I still haven't found a job. I'm getting really discouraged these days. I have applied for SO many jobs lately and have yet to hear anything. It sucks. I'm pretty bummed. The positive side of it is I get to spend my days with Dylan. That's very rewarding. It's going to be very hard to leave him, so I'm trying to enjoy my days with him. I really don't like the idea of someone else watching him a majority of the day, but I don't have much of a choice. We need me to find a job for financial reasons. I"m tired of being on such a budget and not being able to buy big things. Not that we NEED anything big right now, but there are just a lot of things I want and can't buy. So we are hoping I find something soon. Some good news though, Mike and I were looking at his classes that he has left and he should graduate by the end of next year!! That's so awesome!! We are pushing for that. So that's exciting. Slowly but surely, he will get there and we will throw the biggest party EVER!

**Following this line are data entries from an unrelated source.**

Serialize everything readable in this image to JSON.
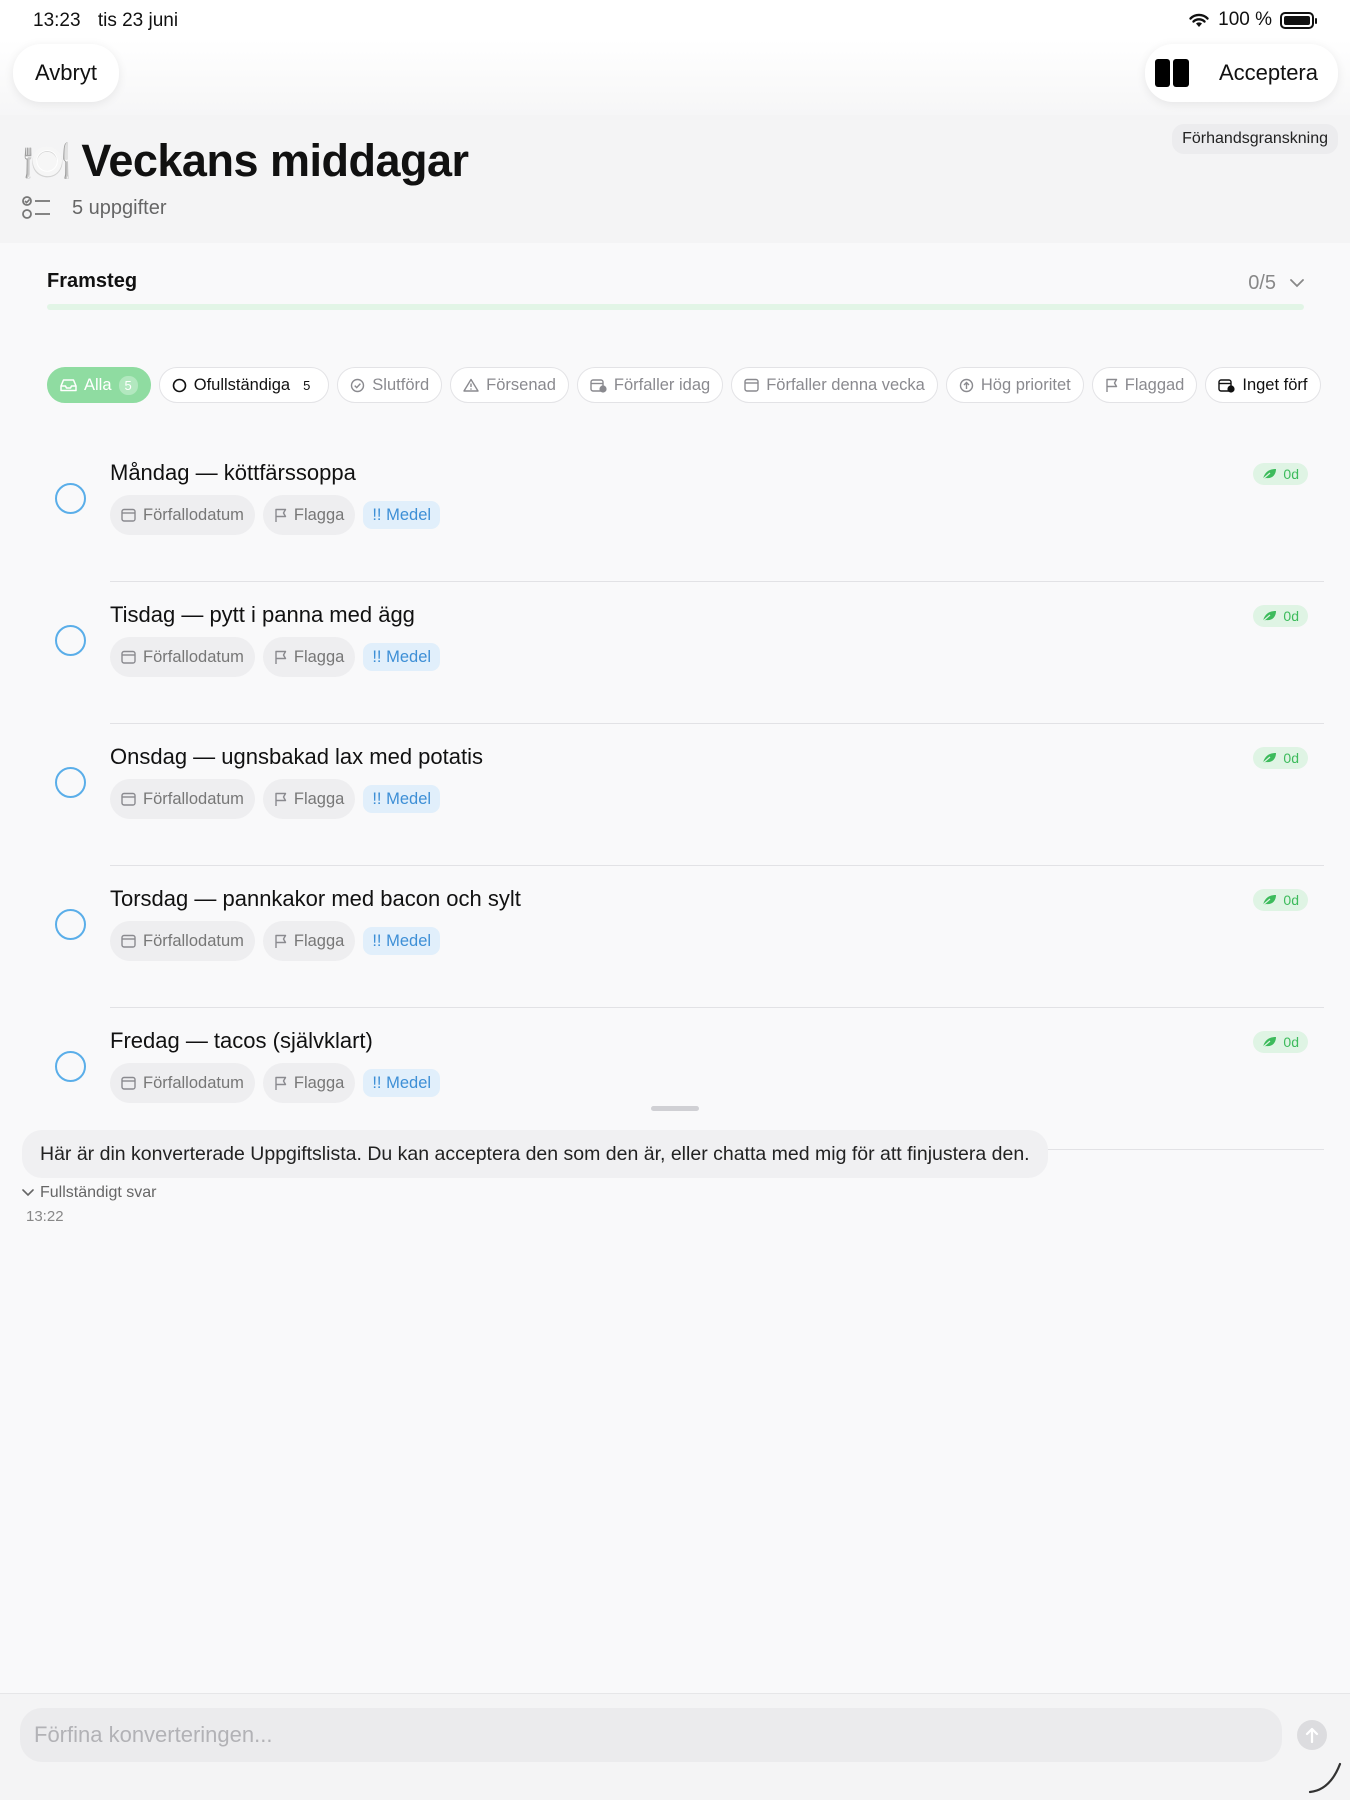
{
  "status_bar": {
    "time": "13:23",
    "date": "tis 23 juni",
    "battery": "100 %"
  },
  "toolbar": {
    "cancel_label": "Avbryt",
    "accept_label": "Acceptera",
    "split_icon": "split-view-icon"
  },
  "header": {
    "emoji": "🍽️",
    "title": "Veckans middagar",
    "count_label": "5 uppgifter",
    "preview_label": "Förhandsgranskning"
  },
  "progress": {
    "label": "Framsteg",
    "value_label": "0/5",
    "fraction": 0
  },
  "filters": [
    {
      "label": "Alla",
      "count": "5",
      "icon": "tray-icon",
      "active": true
    },
    {
      "label": "Ofullständiga",
      "count": "5",
      "icon": "circle-icon",
      "dark": true
    },
    {
      "label": "Slutförd",
      "icon": "check-circle-icon"
    },
    {
      "label": "Försenad",
      "icon": "warning-icon"
    },
    {
      "label": "Förfaller idag",
      "icon": "calendar-clock-icon"
    },
    {
      "label": "Förfaller denna vecka",
      "icon": "calendar-icon"
    },
    {
      "label": "Hög prioritet",
      "icon": "arrow-up-circle-icon"
    },
    {
      "label": "Flaggad",
      "icon": "flag-icon"
    },
    {
      "label": "Inget förf",
      "icon": "calendar-clock-icon",
      "dark": true
    }
  ],
  "tasks": [
    {
      "title": "Måndag — köttfärssoppa",
      "due_label": "Förfallodatum",
      "flag_label": "Flagga",
      "priority_label": "!! Medel",
      "badge": "0d"
    },
    {
      "title": "Tisdag — pytt i panna med ägg",
      "due_label": "Förfallodatum",
      "flag_label": "Flagga",
      "priority_label": "!! Medel",
      "badge": "0d"
    },
    {
      "title": "Onsdag — ugnsbakad lax med potatis",
      "due_label": "Förfallodatum",
      "flag_label": "Flagga",
      "priority_label": "!! Medel",
      "badge": "0d"
    },
    {
      "title": "Torsdag — pannkakor med bacon och sylt",
      "due_label": "Förfallodatum",
      "flag_label": "Flagga",
      "priority_label": "!! Medel",
      "badge": "0d"
    },
    {
      "title": "Fredag — tacos (självklart)",
      "due_label": "Förfallodatum",
      "flag_label": "Flagga",
      "priority_label": "!! Medel",
      "badge": "0d"
    }
  ],
  "message": {
    "text": "Här är din konverterade Uppgiftslista. Du kan acceptera den som den är, eller chatta med mig för att finjustera den.",
    "toggle_label": "Fullständigt svar",
    "time": "13:22"
  },
  "composer": {
    "placeholder": "Förfina konverteringen..."
  },
  "colors": {
    "accent_green": "#34c759",
    "checkbox_blue": "#5aaee9",
    "priority_blue": "#3d8fd6"
  }
}
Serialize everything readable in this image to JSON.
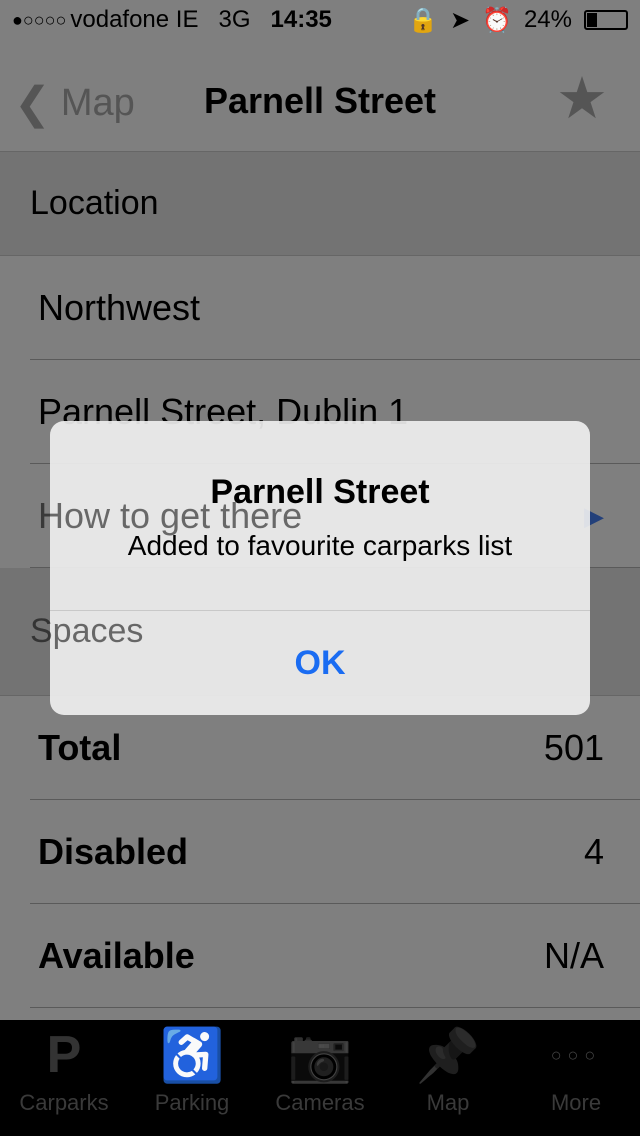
{
  "status_bar": {
    "signal": "●○○○○",
    "carrier": "vodafone IE",
    "network": "3G",
    "time": "14:35",
    "battery": "24%",
    "battery_level": 0.24
  },
  "nav": {
    "back_label": "Map",
    "title": "Parnell Street",
    "favourite_icon": "star-icon"
  },
  "location": {
    "header": "Location",
    "region": "Northwest",
    "address": "Parnell Street, Dublin 1",
    "directions": "How to get there"
  },
  "spaces": {
    "header": "Spaces",
    "rows": [
      {
        "label": "Total",
        "value": "501"
      },
      {
        "label": "Disabled",
        "value": "4"
      },
      {
        "label": "Available",
        "value": "N/A"
      }
    ]
  },
  "tabs": [
    {
      "label": "Carparks",
      "icon": "P"
    },
    {
      "label": "Parking",
      "icon": "♿"
    },
    {
      "label": "Cameras",
      "icon": "📷"
    },
    {
      "label": "Map",
      "icon": "📌"
    },
    {
      "label": "More",
      "icon": "○○○"
    }
  ],
  "alert": {
    "title": "Parnell Street",
    "message": "Added to favourite carparks list",
    "ok": "OK"
  }
}
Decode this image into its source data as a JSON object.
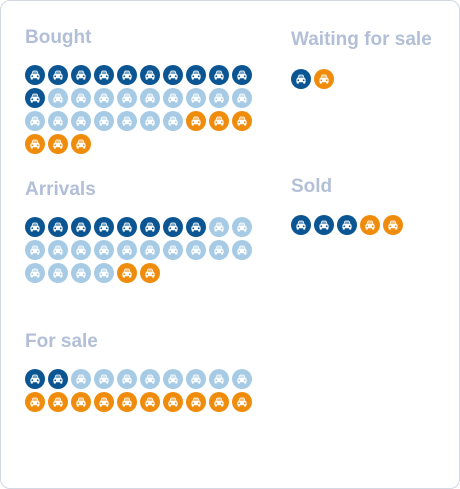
{
  "chart_data": {
    "type": "pictogram",
    "colors": {
      "dark_blue": "#0a5592",
      "light_blue": "#a7cbe5",
      "orange": "#f08c0c"
    },
    "icon": "car-icon",
    "groups": [
      {
        "key": "bought",
        "title": "Bought",
        "counts": {
          "dark_blue": 11,
          "light_blue": 16,
          "orange": 6
        }
      },
      {
        "key": "waiting",
        "title": "Waiting for sale",
        "counts": {
          "dark_blue": 1,
          "light_blue": 0,
          "orange": 1
        }
      },
      {
        "key": "arrivals",
        "title": "Arrivals",
        "counts": {
          "dark_blue": 8,
          "light_blue": 16,
          "orange": 2
        }
      },
      {
        "key": "sold",
        "title": "Sold",
        "counts": {
          "dark_blue": 3,
          "light_blue": 0,
          "orange": 2
        }
      },
      {
        "key": "forsale",
        "title": "For sale",
        "counts": {
          "dark_blue": 2,
          "light_blue": 8,
          "orange": 10
        }
      }
    ]
  }
}
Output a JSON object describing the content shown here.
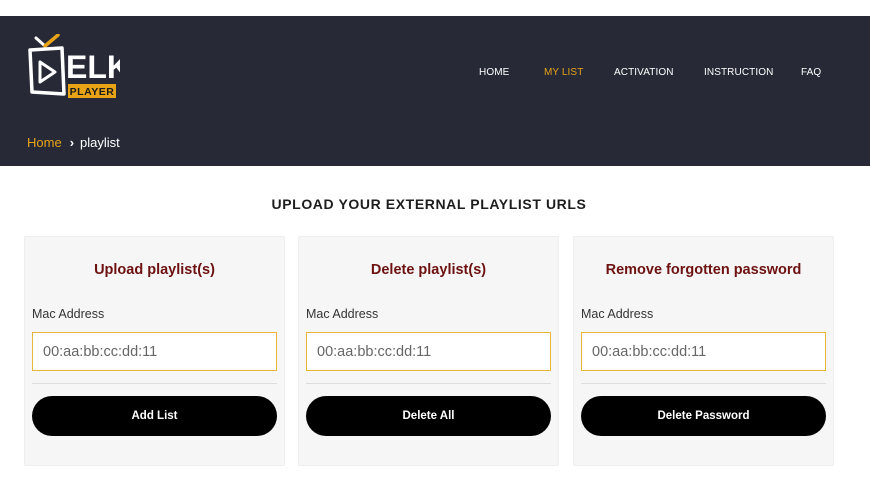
{
  "logo": {
    "brand_text": "ELK",
    "badge_text": "PLAYER",
    "colors": {
      "accent": "#e8a317",
      "primary": "#ffffff"
    }
  },
  "nav": {
    "items": [
      {
        "label": "HOME",
        "active": false
      },
      {
        "label": "MY LIST",
        "active": true
      },
      {
        "label": "ACTIVATION",
        "active": false
      },
      {
        "label": "INSTRUCTION",
        "active": false
      },
      {
        "label": "FAQ",
        "active": false
      }
    ]
  },
  "breadcrumb": {
    "home": "Home",
    "separator": "›",
    "current": "playlist"
  },
  "section": {
    "title": "UPLOAD YOUR EXTERNAL PLAYLIST URLS"
  },
  "cards": [
    {
      "title": "Upload playlist(s)",
      "label": "Mac Address",
      "placeholder": "00:aa:bb:cc:dd:11",
      "button": "Add List"
    },
    {
      "title": "Delete playlist(s)",
      "label": "Mac Address",
      "placeholder": "00:aa:bb:cc:dd:11",
      "button": "Delete All"
    },
    {
      "title": "Remove forgotten password",
      "label": "Mac Address",
      "placeholder": "00:aa:bb:cc:dd:11",
      "button": "Delete Password"
    }
  ],
  "colors": {
    "header_bg": "#272a36",
    "accent": "#e8a317",
    "card_title": "#6e1111",
    "button_bg": "#000000"
  }
}
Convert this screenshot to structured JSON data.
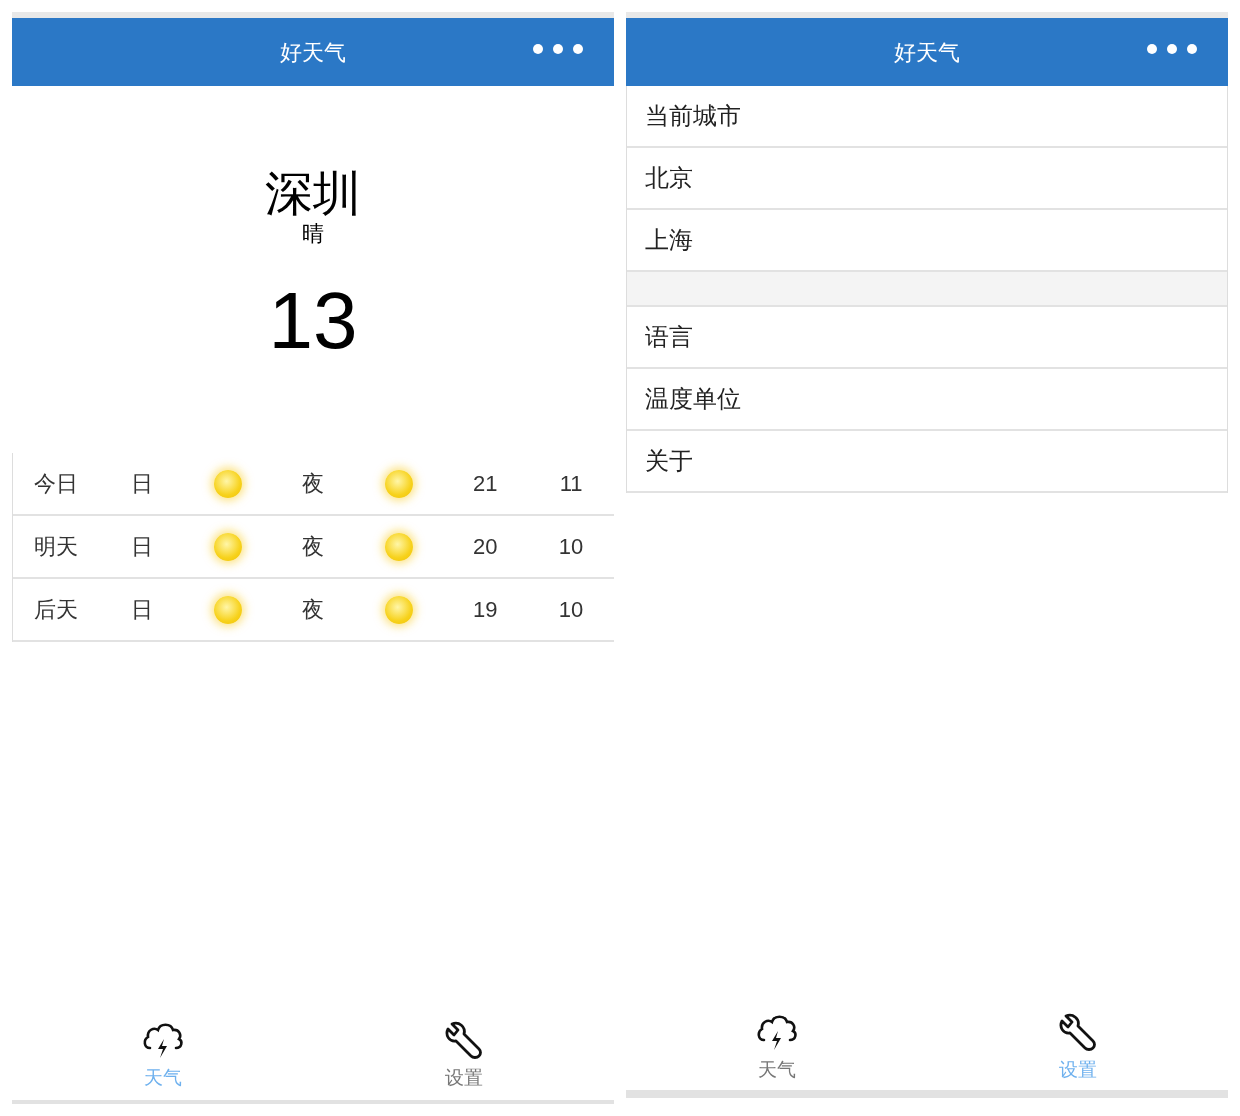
{
  "screens": [
    {
      "kind": "weather",
      "title": "好天气",
      "city": "深圳",
      "condition": "晴",
      "temperature": "13",
      "forecast": [
        {
          "day": "今日",
          "day_label": "日",
          "night_label": "夜",
          "high": "21",
          "low": "11"
        },
        {
          "day": "明天",
          "day_label": "日",
          "night_label": "夜",
          "high": "20",
          "low": "10"
        },
        {
          "day": "后天",
          "day_label": "日",
          "night_label": "夜",
          "high": "19",
          "low": "10"
        }
      ],
      "tabs": [
        {
          "label": "天气",
          "selected": true
        },
        {
          "label": "设置",
          "selected": false
        }
      ]
    },
    {
      "kind": "settings",
      "title": "好天气",
      "groups": [
        [
          "当前城市",
          "北京",
          "上海"
        ],
        [
          "语言",
          "温度单位",
          "关于"
        ]
      ],
      "tabs": [
        {
          "label": "天气",
          "selected": false
        },
        {
          "label": "设置",
          "selected": true
        }
      ]
    }
  ]
}
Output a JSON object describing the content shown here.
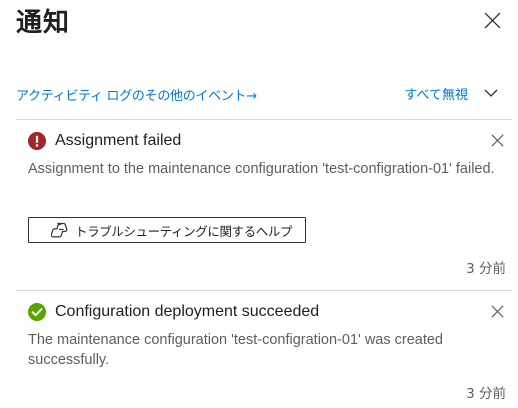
{
  "panel": {
    "title": "通知",
    "close_icon": "close-icon"
  },
  "actions": {
    "activity_log_link": "アクティビティ ログのその他のイベント→",
    "dismiss_all": "すべて無視",
    "expand_icon": "chevron-down-icon"
  },
  "notifications": [
    {
      "status": "error",
      "status_icon": "error-circle-icon",
      "status_color": "#a4262c",
      "title": "Assignment failed",
      "message": "Assignment to the maintenance configuration 'test-configration-01' failed.",
      "help_button": {
        "label": "トラブルシューティングに関するヘルプ",
        "icon": "copilot-icon"
      },
      "time": "3 分前"
    },
    {
      "status": "success",
      "status_icon": "success-check-icon",
      "status_color": "#57a300",
      "title": "Configuration deployment succeeded",
      "message": "The maintenance configuration 'test-configration-01' was created successfully.",
      "time": "3 分前"
    }
  ]
}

well that's about it for now. Things are going great here. Loving my baby, loving my hubby..I have started working out really hard again this week so I have been feeling great too. So all I need is a job and life will be grand! :) but I tell myself everyday that I have my health, and that's all that matters to me. We all have our health and really that's all that matters in life. not money, not materialistic things, but our health. I really try not to sweat the little things too. You never know when life will end so we should enjoy it while it lasts. I am trying to remember that everyday.